One of the great things about our industry is the variety of people we get to work with; people from all different countries, cultures and ethnic and linguistic backgrounds. The other side of this coin is that we have a lot of clients and colleagues who aren’t named Bob or Janet, which brings up a few issues that we need to pay attention to:
- Get the spelling right. Take this from someone who receives e-mail addressed to Corrine, Corrinne and even “Hey Connie!” (from someone I’ve never met). If someone has an uncommon name, copy their name from the e-mail that they sent you so that you get it right. When it comes to first impressions, there really is no bigger turnoff than being addressed by the wrong name.
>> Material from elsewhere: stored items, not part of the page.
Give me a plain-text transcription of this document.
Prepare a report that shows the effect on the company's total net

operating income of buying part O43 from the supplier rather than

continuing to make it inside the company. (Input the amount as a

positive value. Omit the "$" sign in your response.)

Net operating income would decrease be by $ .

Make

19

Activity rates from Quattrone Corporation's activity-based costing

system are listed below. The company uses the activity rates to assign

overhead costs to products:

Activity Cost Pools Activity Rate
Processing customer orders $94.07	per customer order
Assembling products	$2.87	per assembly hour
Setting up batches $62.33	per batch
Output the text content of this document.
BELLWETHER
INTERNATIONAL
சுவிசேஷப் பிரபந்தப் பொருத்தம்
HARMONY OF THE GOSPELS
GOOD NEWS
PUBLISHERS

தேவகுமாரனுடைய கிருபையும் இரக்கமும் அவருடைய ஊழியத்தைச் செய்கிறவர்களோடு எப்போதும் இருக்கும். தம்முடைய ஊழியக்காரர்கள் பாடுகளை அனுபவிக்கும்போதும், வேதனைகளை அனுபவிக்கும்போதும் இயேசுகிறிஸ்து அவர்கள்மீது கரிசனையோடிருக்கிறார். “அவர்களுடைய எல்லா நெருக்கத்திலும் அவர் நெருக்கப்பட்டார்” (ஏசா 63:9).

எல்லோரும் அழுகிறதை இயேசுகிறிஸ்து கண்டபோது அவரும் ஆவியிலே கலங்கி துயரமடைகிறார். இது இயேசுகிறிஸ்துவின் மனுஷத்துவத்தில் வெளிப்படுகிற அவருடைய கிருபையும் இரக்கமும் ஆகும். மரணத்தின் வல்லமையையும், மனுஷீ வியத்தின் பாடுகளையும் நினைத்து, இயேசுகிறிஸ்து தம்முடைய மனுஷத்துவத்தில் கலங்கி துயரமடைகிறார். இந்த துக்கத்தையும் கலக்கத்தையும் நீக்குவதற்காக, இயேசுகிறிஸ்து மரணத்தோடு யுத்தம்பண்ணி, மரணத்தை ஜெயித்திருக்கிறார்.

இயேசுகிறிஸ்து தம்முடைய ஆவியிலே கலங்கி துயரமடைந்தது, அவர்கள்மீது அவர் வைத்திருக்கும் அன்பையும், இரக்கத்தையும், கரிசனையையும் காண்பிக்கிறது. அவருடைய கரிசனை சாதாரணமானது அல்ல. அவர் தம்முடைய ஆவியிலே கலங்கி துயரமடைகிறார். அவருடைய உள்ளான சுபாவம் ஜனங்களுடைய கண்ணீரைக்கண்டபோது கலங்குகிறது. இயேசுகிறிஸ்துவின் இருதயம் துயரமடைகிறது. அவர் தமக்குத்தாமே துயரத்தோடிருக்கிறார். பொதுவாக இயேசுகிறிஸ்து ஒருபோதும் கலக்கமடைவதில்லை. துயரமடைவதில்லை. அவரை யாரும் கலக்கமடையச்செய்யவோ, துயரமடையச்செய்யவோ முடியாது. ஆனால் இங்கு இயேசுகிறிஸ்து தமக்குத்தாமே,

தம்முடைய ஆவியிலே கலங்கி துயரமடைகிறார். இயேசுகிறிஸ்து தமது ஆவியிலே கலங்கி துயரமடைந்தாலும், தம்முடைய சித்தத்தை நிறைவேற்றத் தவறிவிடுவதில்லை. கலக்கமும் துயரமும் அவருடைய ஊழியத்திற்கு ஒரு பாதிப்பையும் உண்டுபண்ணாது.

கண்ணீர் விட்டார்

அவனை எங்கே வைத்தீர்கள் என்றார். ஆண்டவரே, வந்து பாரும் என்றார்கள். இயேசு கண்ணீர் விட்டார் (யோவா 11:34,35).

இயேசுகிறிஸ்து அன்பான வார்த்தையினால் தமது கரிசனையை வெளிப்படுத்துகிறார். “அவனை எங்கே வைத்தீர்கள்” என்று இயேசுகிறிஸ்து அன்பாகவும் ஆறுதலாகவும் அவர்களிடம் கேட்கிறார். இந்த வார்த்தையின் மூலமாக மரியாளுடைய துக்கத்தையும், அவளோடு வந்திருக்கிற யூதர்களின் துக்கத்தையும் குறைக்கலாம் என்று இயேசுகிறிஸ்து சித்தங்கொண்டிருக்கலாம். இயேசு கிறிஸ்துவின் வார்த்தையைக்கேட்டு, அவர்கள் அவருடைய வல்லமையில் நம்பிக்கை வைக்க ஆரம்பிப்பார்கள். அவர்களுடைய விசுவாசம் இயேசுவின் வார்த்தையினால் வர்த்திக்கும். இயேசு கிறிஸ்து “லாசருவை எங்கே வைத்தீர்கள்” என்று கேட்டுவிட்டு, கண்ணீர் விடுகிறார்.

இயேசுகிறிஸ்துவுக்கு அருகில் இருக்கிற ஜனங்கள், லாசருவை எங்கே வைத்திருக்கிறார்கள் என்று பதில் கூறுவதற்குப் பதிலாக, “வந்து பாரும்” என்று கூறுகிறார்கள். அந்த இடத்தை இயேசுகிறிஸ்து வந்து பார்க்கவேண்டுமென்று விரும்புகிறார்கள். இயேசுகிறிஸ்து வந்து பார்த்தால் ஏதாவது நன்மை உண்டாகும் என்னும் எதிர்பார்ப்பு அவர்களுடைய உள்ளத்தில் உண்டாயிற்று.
- Call people what they ask to be called. In some cases, people want to be called by a name that isn’t their given name, and really that’s their prerogative. I learned this lesson when I kept insisting to an Asian acquaintance that I wanted to try using her Chinese name, rather than Veronica, the name she used in English. Finally she explained that it pained her to hear English speakers butcher her Chinese name, and she’d really (really) rather be called Veronica. Another Asian friend told me that he (emphasis on “he”) asked to be called Scott rather than his Chinese name, Hoa, because he was “tired of getting rejection letters addressed to ‘Dear Ms. Ly’.” So, use the name that your client or colleague asks you to use.
- Use titles wisely. Similar to French’s use of “tu” and “vous,” it’s sometimes hard to know when to use a title and when to use someone’s first name. In general if you’re contacting a prospective client, a title is a safe bet. In English, always use “Ms.” for women even if you know that the person is married. Again, take this from someone who receives e-mail to “Dear Mrs. McKay,” which is actually my mother, since I don’t use my husband’s last name. The place where I think it’s good to omit a title is when you want to put someone at ease; when someone is contacting you as the employer/authority/job reference, etc. and you want to let them know that you’re really not that scary, I think it’s good to respond to the “Dear Mr. Warren” e-mail with “Dear Celeste, thanks for your message and feel free to call me Paul.”
- Gender. This is a hard one. If you have a name that is used for both genders (Chris, Alex, Terry, etc.) or a name for which the gender is not obvious to English speakers, you may or may not want to clarify your gender. It’s easy to do with a simple “Ms. Alex Thomas” or “Mr. Fouad El Tawil” in your e-mail signature file, but of course it’s up to you whether or not you want to do this.